Sarà servito, accompagnato da un biscotto prodotto dagli stessi ragazzi con un sorriso per un sorriso, che non costa nulla ma riscalda il cuore di chi lo dà e di chi lo riceve.
Sensibilizzazione, reciprocità e inclusione lavorativa sono i cardini del progetto, volti a offrire conoscenza e informazione riguardo il mondo dell’autismo, al fine di abbattere quei pregiudizi che lo vedono come un limite, come se le persone affette non fossero abili e, dunque, siano destinate a essere rilegate nel loro angolo con dei confini che non ci sono.

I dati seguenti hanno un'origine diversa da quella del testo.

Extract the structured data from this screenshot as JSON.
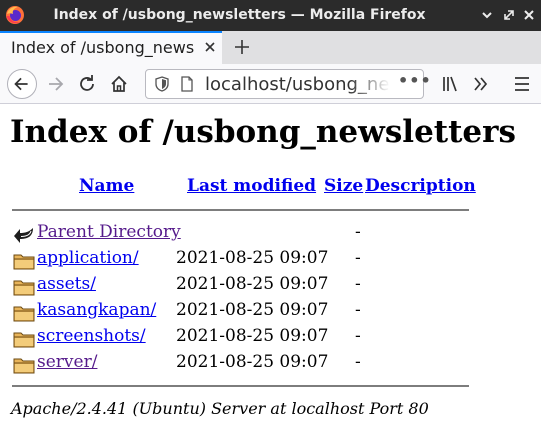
{
  "window": {
    "title": "Index of /usbong_newsletters — Mozilla Firefox"
  },
  "tab": {
    "title": "Index of /usbong_newsletters"
  },
  "address_bar": {
    "url": "localhost/usbong_newsletters/"
  },
  "page": {
    "heading": "Index of /usbong_newsletters",
    "columns": {
      "name": "Name",
      "last_modified": "Last modified",
      "size": "Size",
      "description": "Description"
    },
    "parent": {
      "label": "Parent Directory",
      "size": "-"
    },
    "entries": [
      {
        "name": "application/",
        "modified": "2021-08-25 09:07",
        "size": "-",
        "visited": false
      },
      {
        "name": "assets/",
        "modified": "2021-08-25 09:07",
        "size": "-",
        "visited": false
      },
      {
        "name": "kasangkapan/",
        "modified": "2021-08-25 09:07",
        "size": "-",
        "visited": false
      },
      {
        "name": "screenshots/",
        "modified": "2021-08-25 09:07",
        "size": "-",
        "visited": false
      },
      {
        "name": "server/",
        "modified": "2021-08-25 09:07",
        "size": "-",
        "visited": true
      }
    ],
    "footer": "Apache/2.4.41 (Ubuntu) Server at localhost Port 80"
  },
  "colors": {
    "link": "#0000ee",
    "visited_link": "#551a8b",
    "titlebar": "#2b2b2b",
    "tab_accent": "#0a84ff"
  },
  "icons": {
    "browser": "firefox-logo-icon",
    "parent": "back-arrow-icon",
    "folder": "folder-icon"
  }
}
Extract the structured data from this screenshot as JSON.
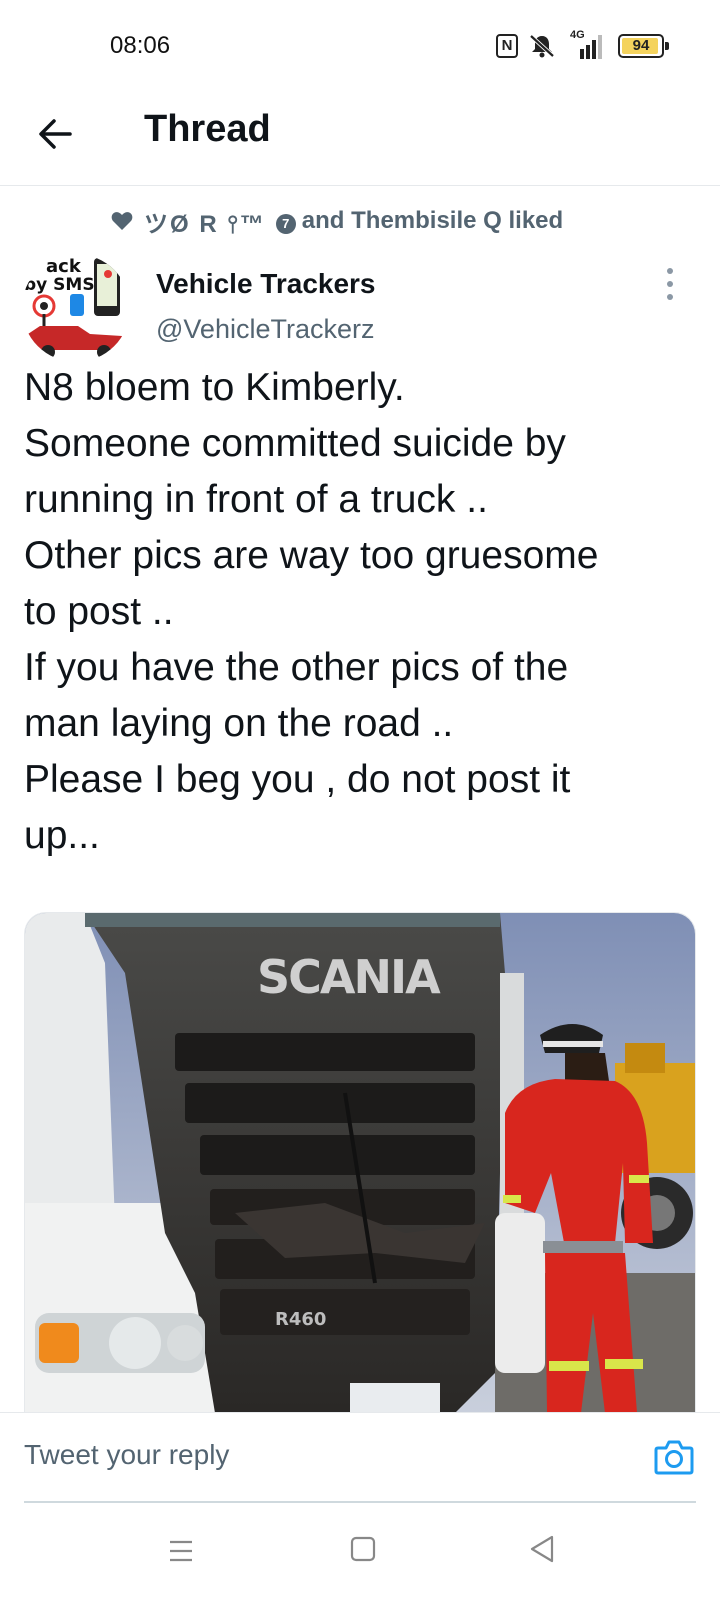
{
  "status_bar": {
    "time": "08:06",
    "network": "4G",
    "battery": "94",
    "battery_level": 0.94
  },
  "header": {
    "title": "Thread"
  },
  "social_context": {
    "name": "ツØ R ⫯™",
    "badge": "7",
    "suffix": "and Thembisile Q liked"
  },
  "tweet": {
    "author_name": "Vehicle Trackers",
    "author_handle": "@VehicleTrackerz",
    "avatar_text_1": "ack",
    "avatar_text_2": "by SMS",
    "lines": [
      "N8 bloem to Kimberly.",
      "Someone committed suicide by",
      "running in front of a truck ..",
      "Other pics are way too gruesome",
      "to post ..",
      "If you have the other pics of the",
      "man laying on the road ..",
      "Please I beg you , do not post it",
      "up..."
    ],
    "media": {
      "brand_text": "SCANIA",
      "model_text": "R460"
    }
  },
  "reply": {
    "placeholder": "Tweet your reply"
  },
  "colors": {
    "text_primary": "#0f1419",
    "text_secondary": "#536471",
    "accent": "#1d9bf0",
    "divider": "#e6e9ec"
  }
}
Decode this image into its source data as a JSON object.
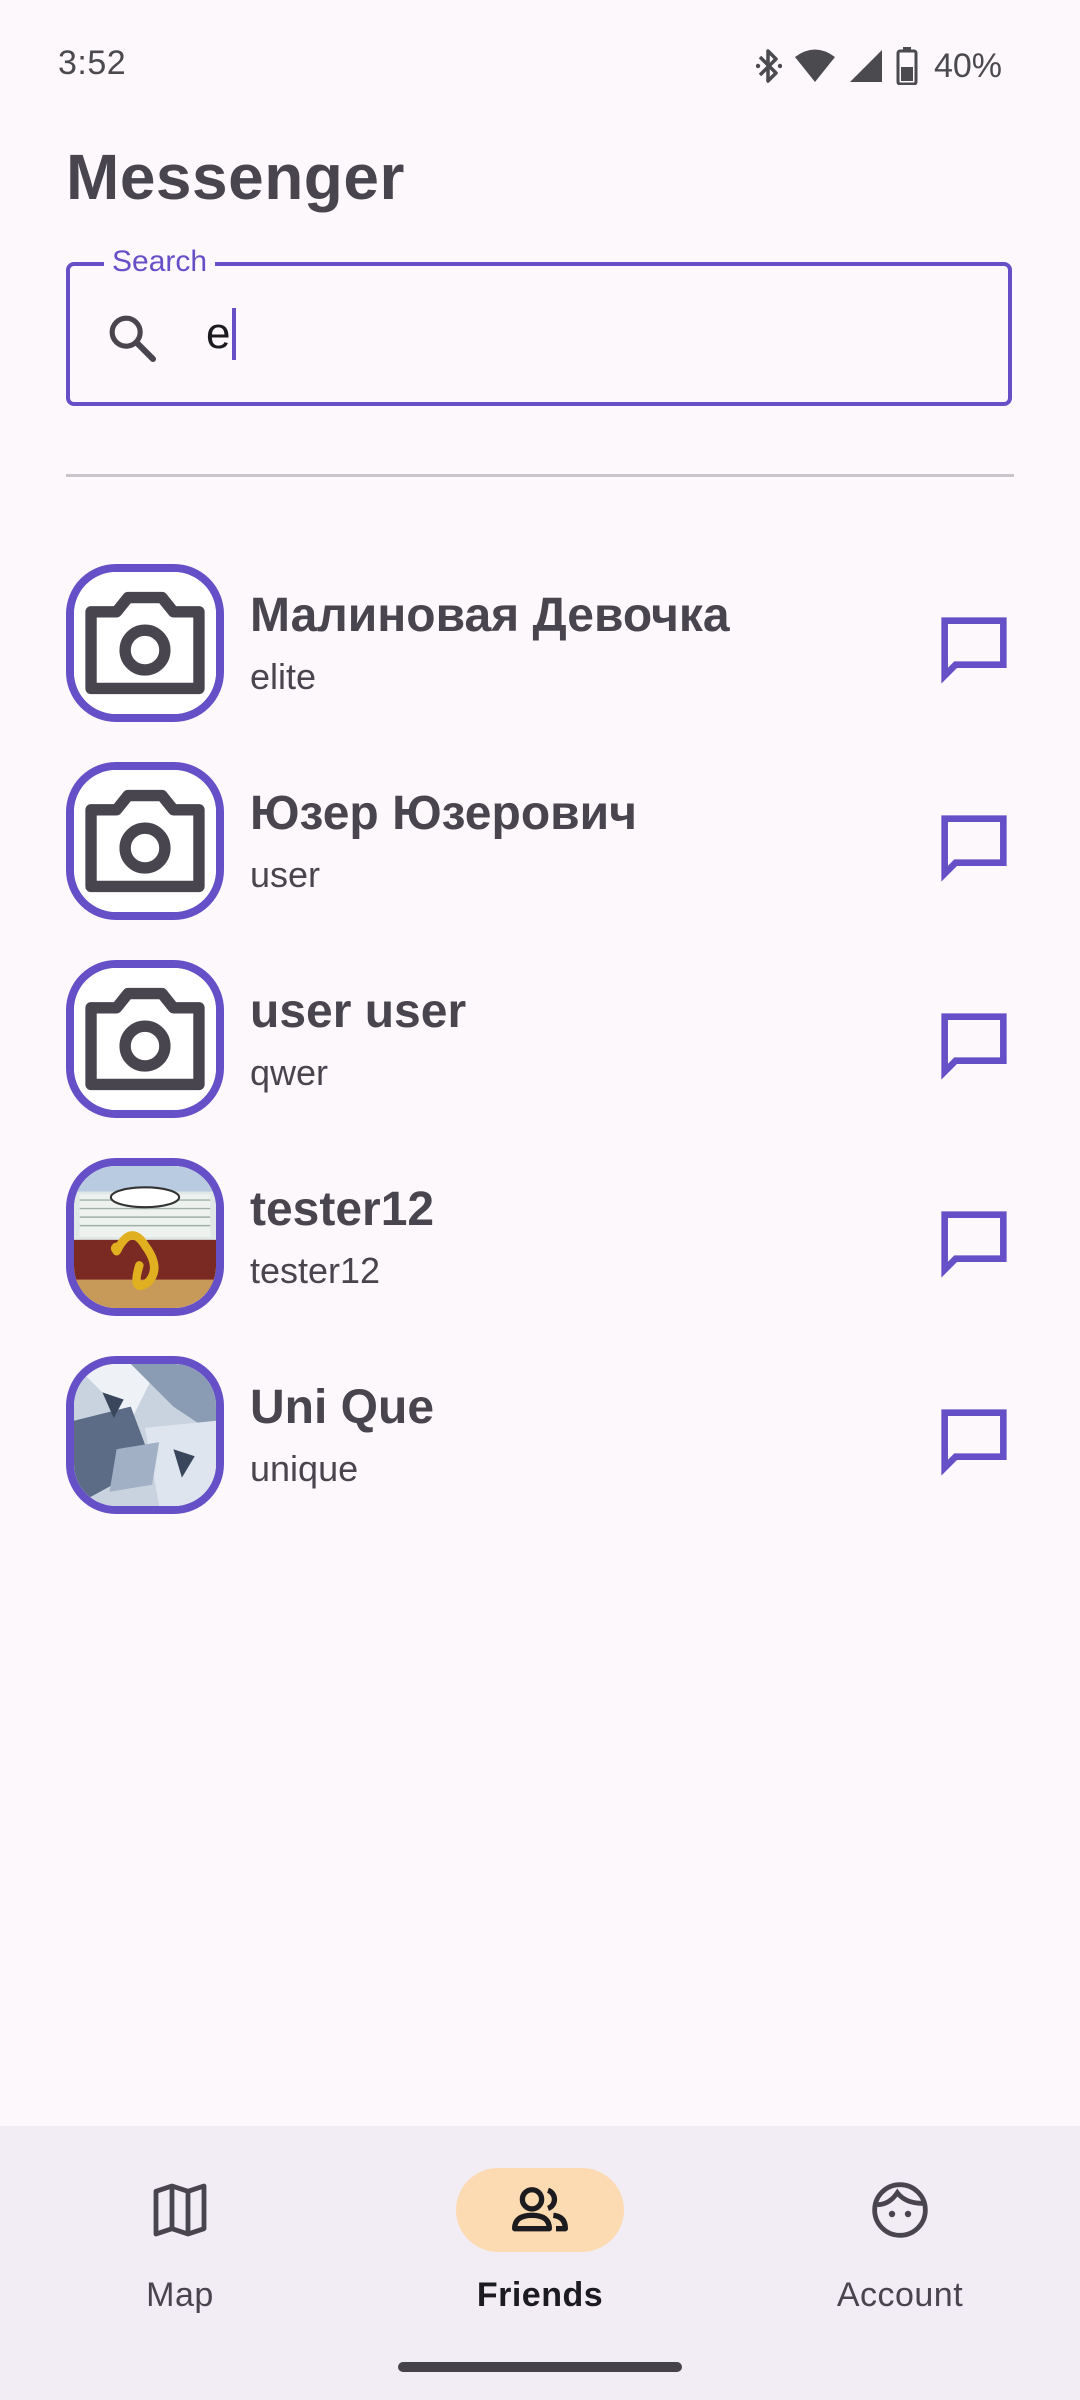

Inoltre, si vuole favorire la cultura del dono incentrandola su un aspetto tipico quale quello del sorriso, poiché il suo valore apporta diversi benefici e per dimostrarlo si citano le parole di Madre Teresa di Calcutta:

“Un sorriso non costa nulla e rende molto.
Arricchisce chi lo riceve,
senza impoverire chi lo dona.
Non dura che un istante,
ma il suo ricordo a volte è eterno.
Nessuno è così ricco da poterne fare a meno.
Nessuno è così povero da non poterlo donare.
Crea felicità in casa, è sostegno negli affari,
è segno sensibile dell’amicizia profonda.
Un sorriso dà riposo alla stanchezza.
Nello scoraggiamento rinnova il coraggio.
Nella tristezza è consolazione.
D’ogni pena è naturalmente rimedio.
È un bene che non si può comprare,
prestare o rubare, poiché
esso ha valore solo nell’istante in cui si dona.
E poi se incontrerete
chi non vi dona l’atteso sorriso,
siate generosi e donategli il vostro:
perché nessuno ha tanto bisogno di un sorriso
come chi non sa regalarlo agli altri”.

In ultimo, l’inclusione lavorativa vuole offrire dignità, poiché il lavoro è strumento di riconoscimento non solo economico, ma anche sociale; desidera favorire l’autonomia delle persone che lavorano all’interno di una realtà come quella di Equo cream aut cafè, dove hanno la possibilità di esprimere non solo se stessi, ma anche di sviluppare i propri talenti, acquisire competenze e scoprire attitudini fino a quel momento celate.

L’iniziativa parte dalla volontà di sottolineare non solo l’importanza dell’inclusione e dell’integrazione di persone con disabilità, ma anche dal desiderio di promuovere e incentivare la reciprocità mediante il semplice gesto di un sorriso, capace di innescare in chi lo dona e lo riceve emozioni positive.